Dr. Stephen Cheng, dean of the College of Polymer Science & Polymer Engineering at the University of Akron, was elected to the National Academy of Engineering in 2008 for the development of materials for liquid crystal displays and the elucidation of structure-property relationships in polymeric materials.
“The most important issue or challenge here is to develop a new generation of manufacturing fabrications for polymers in high-technology applications,” Cheng told TechNewsWorld. “Bench research and test tube inventions alone will not generate a substantial impact on our economics.”

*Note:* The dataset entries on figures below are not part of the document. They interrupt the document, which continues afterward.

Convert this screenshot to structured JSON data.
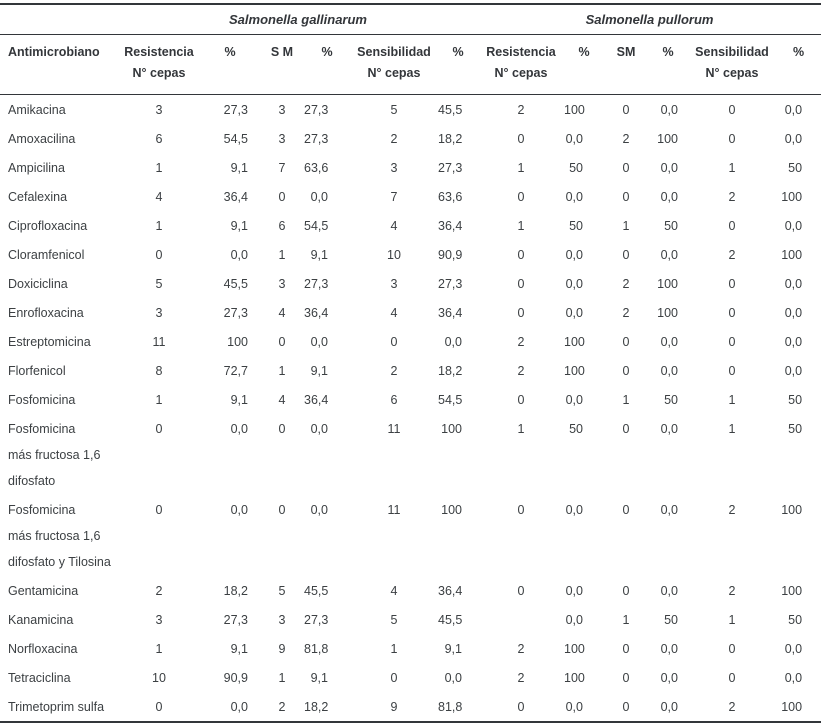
{
  "table": {
    "group_headers": [
      {
        "label": "Salmonella gallinarum"
      },
      {
        "label": "Salmonella pullorum"
      }
    ],
    "columns": [
      {
        "label": "Antimicrobiano",
        "sub": ""
      },
      {
        "label": "Resistencia",
        "sub": "N° cepas"
      },
      {
        "label": "%",
        "sub": ""
      },
      {
        "label": "S M",
        "sub": ""
      },
      {
        "label": "%",
        "sub": ""
      },
      {
        "label": "Sensibilidad",
        "sub": "N° cepas"
      },
      {
        "label": "%",
        "sub": ""
      },
      {
        "label": "Resistencia",
        "sub": "N° cepas"
      },
      {
        "label": "%",
        "sub": ""
      },
      {
        "label": "SM",
        "sub": ""
      },
      {
        "label": "%",
        "sub": ""
      },
      {
        "label": "Sensibilidad",
        "sub": "N° cepas"
      },
      {
        "label": "%",
        "sub": ""
      }
    ],
    "rows": [
      {
        "name": "Amikacina",
        "values": [
          "3",
          "27,3",
          "3",
          "27,3",
          "5",
          "45,5",
          "2",
          "100",
          "0",
          "0,0",
          "0",
          "0,0"
        ]
      },
      {
        "name": "Amoxacilina",
        "values": [
          "6",
          "54,5",
          "3",
          "27,3",
          "2",
          "18,2",
          "0",
          "0,0",
          "2",
          "100",
          "0",
          "0,0"
        ]
      },
      {
        "name": "Ampicilina",
        "values": [
          "1",
          "9,1",
          "7",
          "63,6",
          "3",
          "27,3",
          "1",
          "50",
          "0",
          "0,0",
          "1",
          "50"
        ]
      },
      {
        "name": "Cefalexina",
        "values": [
          "4",
          "36,4",
          "0",
          "0,0",
          "7",
          "63,6",
          "0",
          "0,0",
          "0",
          "0,0",
          "2",
          "100"
        ]
      },
      {
        "name": "Ciprofloxacina",
        "values": [
          "1",
          "9,1",
          "6",
          "54,5",
          "4",
          "36,4",
          "1",
          "50",
          "1",
          "50",
          "0",
          "0,0"
        ]
      },
      {
        "name": "Cloramfenicol",
        "values": [
          "0",
          "0,0",
          "1",
          "9,1",
          "10",
          "90,9",
          "0",
          "0,0",
          "0",
          "0,0",
          "2",
          "100"
        ]
      },
      {
        "name": "Doxiciclina",
        "values": [
          "5",
          "45,5",
          "3",
          "27,3",
          "3",
          "27,3",
          "0",
          "0,0",
          "2",
          "100",
          "0",
          "0,0"
        ]
      },
      {
        "name": "Enrofloxacina",
        "values": [
          "3",
          "27,3",
          "4",
          "36,4",
          "4",
          "36,4",
          "0",
          "0,0",
          "2",
          "100",
          "0",
          "0,0"
        ]
      },
      {
        "name": "Estreptomicina",
        "values": [
          "11",
          "100",
          "0",
          "0,0",
          "0",
          "0,0",
          "2",
          "100",
          "0",
          "0,0",
          "0",
          "0,0"
        ]
      },
      {
        "name": "Florfenicol",
        "values": [
          "8",
          "72,7",
          "1",
          "9,1",
          "2",
          "18,2",
          "2",
          "100",
          "0",
          "0,0",
          "0",
          "0,0"
        ]
      },
      {
        "name": "Fosfomicina",
        "values": [
          "1",
          "9,1",
          "4",
          "36,4",
          "6",
          "54,5",
          "0",
          "0,0",
          "1",
          "50",
          "1",
          "50"
        ]
      },
      {
        "name": "Fosfomicina\nmás fructosa 1,6\ndifosfato",
        "values": [
          "0",
          "0,0",
          "0",
          "0,0",
          "11",
          "100",
          "1",
          "50",
          "0",
          "0,0",
          "1",
          "50"
        ]
      },
      {
        "name": "Fosfomicina\nmás fructosa 1,6\ndifosfato y Tilosina",
        "values": [
          "0",
          "0,0",
          "0",
          "0,0",
          "11",
          "100",
          "0",
          "0,0",
          "0",
          "0,0",
          "2",
          "100"
        ]
      },
      {
        "name": "Gentamicina",
        "values": [
          "2",
          "18,2",
          "5",
          "45,5",
          "4",
          "36,4",
          "0",
          "0,0",
          "0",
          "0,0",
          "2",
          "100"
        ]
      },
      {
        "name": "Kanamicina",
        "values": [
          "3",
          "27,3",
          "3",
          "27,3",
          "5",
          "45,5",
          "",
          "0,0",
          "1",
          "50",
          "1",
          "50"
        ]
      },
      {
        "name": "Norfloxacina",
        "values": [
          "1",
          "9,1",
          "9",
          "81,8",
          "1",
          "9,1",
          "2",
          "100",
          "0",
          "0,0",
          "0",
          "0,0"
        ]
      },
      {
        "name": "Tetraciclina",
        "values": [
          "10",
          "90,9",
          "1",
          "9,1",
          "0",
          "0,0",
          "2",
          "100",
          "0",
          "0,0",
          "0",
          "0,0"
        ]
      },
      {
        "name": "Trimetoprim sulfa",
        "values": [
          "0",
          "0,0",
          "2",
          "18,2",
          "9",
          "81,8",
          "0",
          "0,0",
          "0",
          "0,0",
          "2",
          "100"
        ]
      }
    ]
  }
}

- Gulf Coast: More than half of all polymer products made in the U.S. are produced in the Gulf Coast in Texas, Louisiana and Mississippi along the southern part of I-59. Boeing and Lockheed Martin at Stennis Space Center are just two of the many companies located along the I-59 technology corridor. U.S. News and World Report recently recognized the University of Southern Mississippi’s School for Polymers and High Performance Materials as one of the nation’s top 10 polymer science programs.
- North Carolina: North Carolina is the seventh largest plastics manufacturing state in the nation. There are plastics companies in all areas of the state, with more than 200 plastics manufacturing companies in the Charlotte region. This area accounts for 30 percent of the state’s plastic employment in manufacturing and distribution, as well as more than 37 percent of plastics companies in the state. The Polymers Center of Excellence (PCE), located in Charlotte’s University Research Park, is a not-for-profit organization that operates out of its own facility in and works globally to provide a full array of services to the plastics industry, including training, product development, materials sciences, testing and injection molding.

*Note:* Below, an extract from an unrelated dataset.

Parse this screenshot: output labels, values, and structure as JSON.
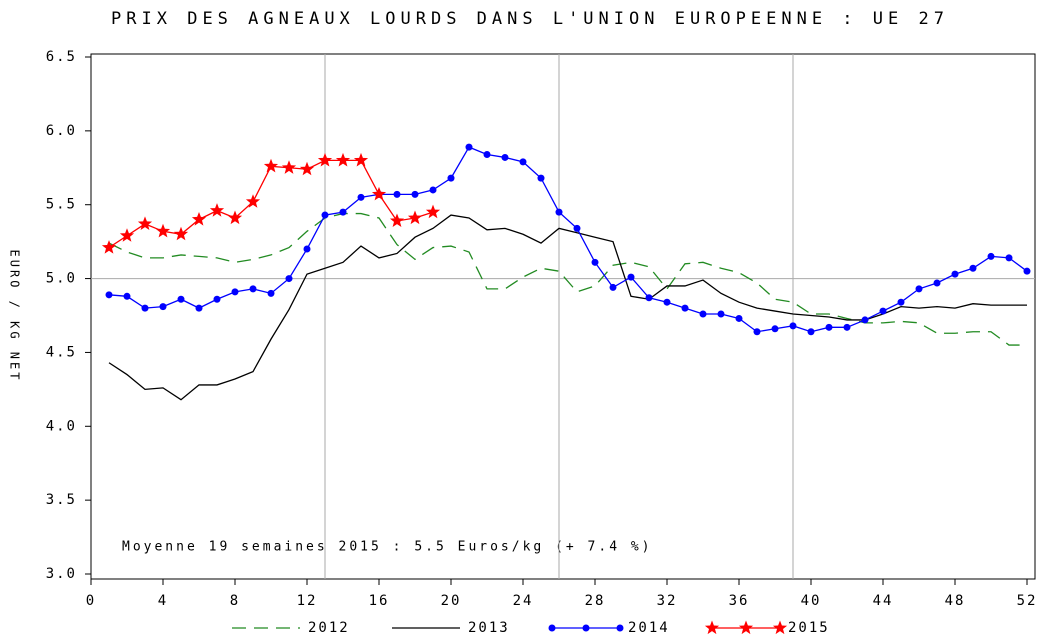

- Massachusetts: North Central Massachusetts features the largest plastics industry cluster in the northeast U.S., and the University of Massachusetts in Amherst was ranked in 2007 by U.S. News & World Report as having the nation’s #1 Polymer Science and Engineering Department.
- California:The University of California Santa Barbara’s Center for Polymers and Organic Solids (CPOS) is an interdisciplinary effort that merges efforts in physics, chemistry, polymer science and biology. It draws upon expertise from these fields to conduct fundamental research on conjugated organic polymers with delocalized electronic conductivity, anisotropic linear and nonlinear optical properties, and novel electrochemical properties. Researchers at CPOS are currently finding ways to reduce the cost of solar cells. Their goal: to make photovoltaics at least as cheap as the grid. Alan Heeger, a CPOS professor of physics and materials engineering, won the 2000 Nobel Prize in chemistry with two other scientists for the discovery and development of electrically conducting polymers.
The Center on Polymer Interfaces and Macromolecular Assemblies (CPIMA) is National Science Foundation sponsored partnership among Stanford University, IBM Almaden Research Center, the University of California Davis and the University of California Berkeley.
A diverse group of investigators are involved in research in polymer and materials chemistry and nanoscience in the department of chemistry in the School of Physical Sciences at the University of California Irvine.